Physical characteristics
- • location: Lanabregas, Tirana County
- • location: Tiranë River
- • coordinates: 41°23′52″N 19°42′2″E﻿ / ﻿41.39778°N 19.70056°E

Basin features
- Progression: Tirana ↝ Ishmi ↝ Adriatic Sea

= Lana (river) =

River in Albania

Lana is a river in central Albania that flows through the city of Tirana. A tributary of the Ishmi river basin, it originates on the western slopes of Qafa e Priskës and traverses the Albanian capital before joining the Tirana River near Bërxullë.

==Course==
The Lana rises on the western slopes of Qafa e Priskës, east of Tirana. From its source, it descends through the foothills of the Dajti mountains and enters the urban area of the capital. The river flows westward through Tirana before continuing across the surrounding plain and emptying into Tirana River near Bërxullë.

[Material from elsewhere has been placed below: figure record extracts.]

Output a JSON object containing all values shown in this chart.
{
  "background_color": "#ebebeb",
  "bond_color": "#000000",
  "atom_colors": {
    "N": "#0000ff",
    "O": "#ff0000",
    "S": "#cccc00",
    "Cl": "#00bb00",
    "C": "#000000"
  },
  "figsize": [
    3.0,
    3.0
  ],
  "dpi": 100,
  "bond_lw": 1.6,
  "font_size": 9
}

The river is approximately 29 km (18 mi) long and drains a catchment basin of about 67 km² (26 sq mi). The basin has a mean elevation of 179 m (587 ft) above sea level with an average gradient of 24 m/km.

The upper section of the basin, situated on the western flank of Dajti, is characterized by steep terrain and limestone bedrock. In its lower reaches, the relief becomes flatter and consists primarily of sandy and gravelly alluvial deposits.

After entering Tirana, the Lana passes through the city in a regulated channel that has been extensively modified for flood control and urban development. The river follows a concrete-lined course through several municipal units, forming an integral feature of the capital's urban landscape.